Malgré son succès tout au long des années trente, la brique cède progressivement le pas au béton nu et les toits se transforment en terrasses. La cité de La Muette à Drancy, construite par Eugène Beaudoin, Marcel Lods et Bodianski, est l’exemple type de cette nouvelle conception de l’immeuble collectif.
La crise dite de 29 qui atteint la France en 1931 n’est pas étrangère à ce type d’immeuble beaucoup plus économique. Le chantier de Drancy ouvert en 1933 inaugure le visage des cités du futur : les immeubles parallèles en bandes de quatre étages forment un U autour d’une cour de 200 mètres de long sur 40 mètres de large, l’ensemble étant appelé « le peigne » par les Drancéens. Ils sont ponctués de cinq tours de quatorze étages. Les nombreux équipements collectifs prévus en rez-de-chaussée, lors de la construction, ne seront jamais réalisés. Bâtiments bas et tours sont construits selon le principe de l’ossature métallique garnie de panneaux de béton moulés en usine. Ce procédé, précurseur dans les années trente, sera majoritairement utilisé pour les constructions des années cinquante et soixante.

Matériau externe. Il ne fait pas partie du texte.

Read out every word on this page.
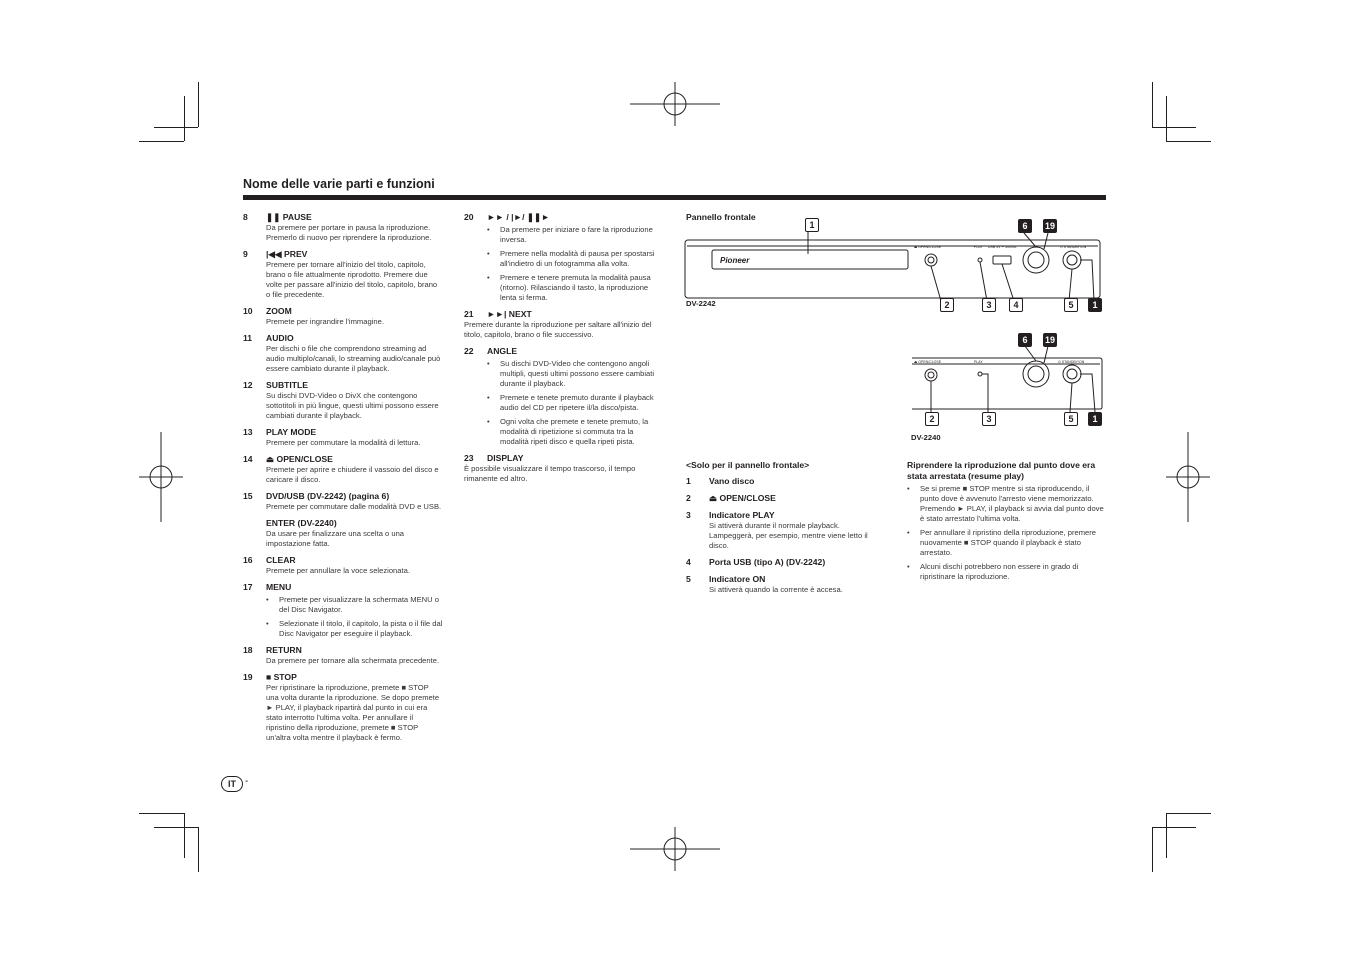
Nome delle varie parti e funzioni
8 ❚❚ PAUSE
Da premere per portare in pausa la riproduzione. Premerlo di nuovo per riprendere la riproduzione.
9 |◀◀ PREV
Premere per tornare all'inizio del titolo, capitolo, brano o file attualmente riprodotto. Premere due volte per passare all'inizio del titolo, capitolo, brano o file precedente.
10 ZOOM
Premete per ingrandire l'immagine.
11 AUDIO
Per dischi o file che comprendono streaming ad audio multiplo/canali, lo streaming audio/canale può essere cambiato durante il playback.
12 SUBTITLE
Su dischi DVD-Video o DivX che contengono sottotitoli in più lingue, questi ultimi possono essere cambiati durante il playback.
13 PLAY MODE
Premere per commutare la modalità di lettura.
14 ⏏ OPEN/CLOSE
Premete per aprire e chiudere il vassoio del disco e caricare il disco.
15 DVD/USB (DV-2242) (pagina 6)
Premete per commutare dalle modalità DVD e USB.
ENTER (DV-2240)
Da usare per finalizzare una scelta o una impostazione fatta.
16 CLEAR
Premete per annullare la voce selezionata.
17 MENU
• Premete per visualizzare la schermata MENU o del Disc Navigator.
• Selezionate il titolo, il capitolo, la pista o il file dal Disc Navigator per eseguire il playback.
18 RETURN
Da premere per tornare alla schermata precedente.
19 ■ STOP
Per ripristinare la riproduzione, premete ■ STOP una volta durante la riproduzione. Se dopo premete ► PLAY, il playback ripartirà dal punto in cui era stato interrotto l'ultima volta. Per annullare il ripristino della riproduzione, premete ■ STOP un'altra volta mentre il playback è fermo.
20 ►► / |►/ ❚❚►
• Da premere per iniziare o fare la riproduzione inversa.
• Premere nella modalità di pausa per spostarsi all'indietro di un fotogramma alla volta.
• Premere e tenere premuta la modalità pausa (ritorno). Rilasciando il tasto, la riproduzione lenta si ferma.
21 ►►| NEXT
Premere durante la riproduzione per saltare all'inizio del titolo, capitolo, brano o file successivo.
22 ANGLE
• Su dischi DVD-Video che contengono angoli multipli, questi ultimi possono essere cambiati durante il playback.
• Premete e tenete premuto durante il playback audio del CD per ripetere il/la disco/pista.
• Ogni volta che premete e tenete premuto, la modalità di ripetizione si commuta tra la modalità ripeti disco e quella ripeti pista.
23 DISPLAY
È possibile visualizzare il tempo trascorso, il tempo rimanente ed altro.
Pannello frontale
Pioneer
⏏ OPEN/CLOSE	PLAY USB 5V ⎓ 500mA	⏻ STANDBY/ON
1	6	19
2	3	4	5	1
DV-2242
⏏ OPEN/CLOSE	PLAY	⏻ STANDBY/ON
6	19
2	3	5	1
DV-2240
<Solo per il pannello frontale>
1 Vano disco
2 ⏏ OPEN/CLOSE
3 Indicatore PLAY
Si attiverà durante il normale playback. Lampeggerà, per esempio, mentre viene letto il disco.
4 Porta USB (tipo A) (DV-2242)
5 Indicatore ON
Si attiverà quando la corrente è accesa.
Riprendere la riproduzione dal punto dove era stata arrestata (resume play)
• Se si preme ■ STOP mentre si sta riproducendo, il punto dove è avvenuto l'arresto viene memorizzato. Premendo ► PLAY, il playback si avvia dal punto dove è stato arrestato l'ultima volta.
• Per annullare il ripristino della riproduzione, premere nuovamente ■ STOP quando il playback è stato arrestato.
• Alcuni dischi potrebbero non essere in grado di ripristinare la riproduzione.
IT -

Avec ses tours de quatorze étages, les plus hautes en France à cette époque, Drancy est la première ville française à adopter l’idée des gratte-ciel américains et fera office de construction pilote pour les futurs grands ensembles. À l’origine, les habitants ont accès aux toits transformés en terrasses afin d’y étendre leur linge. Mais les Drancéens boudent la cité de béton, jugée défectueuse sur le plan de l’isolation et de l’insonorisation. Les bâtiments sont affectés au logement de la 22e légion de la garde mobile. En 1950, les tours, symboles de l’occupation de la cité par les nazis, sont démolies et La Muette se transforme en une cité militaire jusqu’en 1976.
Dès le 14 juin 1940, les Allemands occupent Drancy. La cité de La Muette est réquisitionnée par les nazis et transformée en camp pour les prisonniers de guerre. Puis, de 1941 à 1944, la cité devient un camp de concentration où sont rassemblés hommes, femmes, enfants et vieillards, majoritairement des juifs et des communistes, avant leur déportation vers les camps de la mort. Dans la partie des bâtiments qui forment un « fer à cheval » appelée « cour d’entrée », ce qui va devenir « le camp de Drancy » s’organise. Cerné par des barbelés, l’ensemble, où passeront plus de cent mille personnes, est surveillé par quatre miradors. Initié par les Allemands, le camp est sous commandement français dirigé par une équipe de la police judiciaire et un détachement de la gendarmerie. Ce n’est qu’à partir du 2 juillet 1943 que le Haufsturmführer prend la direction du camp.
Drancy n’est qu’un lieu de passage, ultime étape avant les camps d’Auschwitz et de Birkenau, avant la mort. En 1942, on compte trois départs par semaine, les prisonniers étant entassés dans des wagons à bestiaux plombés. Les conditions de vie au camp de Drancy sont extrêmement dures et certains n’auront pas le temps de faire le voyage, comme le poète Max Jacob, mort à Drancy le 5 mars 1944 et beaucoup d’autres.
En 1976, un monument commémoratif, sculpté par un ancien déporté, Shelomo Selinger est élevé dans la cour d’entrée de la cité de La Muette. Derrière le monument, un wagon témoin a été mis en place en 1988. C’est l’un de ceux qui ont transporté des milliers de juifs vers les camps d’extermination. Le monument aux déportés et le wagon constituent le mémorial du camp de Drancy, administré par un comité national. Sur le monument, cette phrase est gravée : « Passant, recueille-toi et n’oublie pas. ».
Le mémorial de la Shoah à Drancy est ouvert en face de la Cité de la Muette. Une exposition permanente, un rappel par des témoignages, des lettres... qui retracent cette époque.
Un livre a été publié suite à l'exposition Les graffitti du camp de Drancy.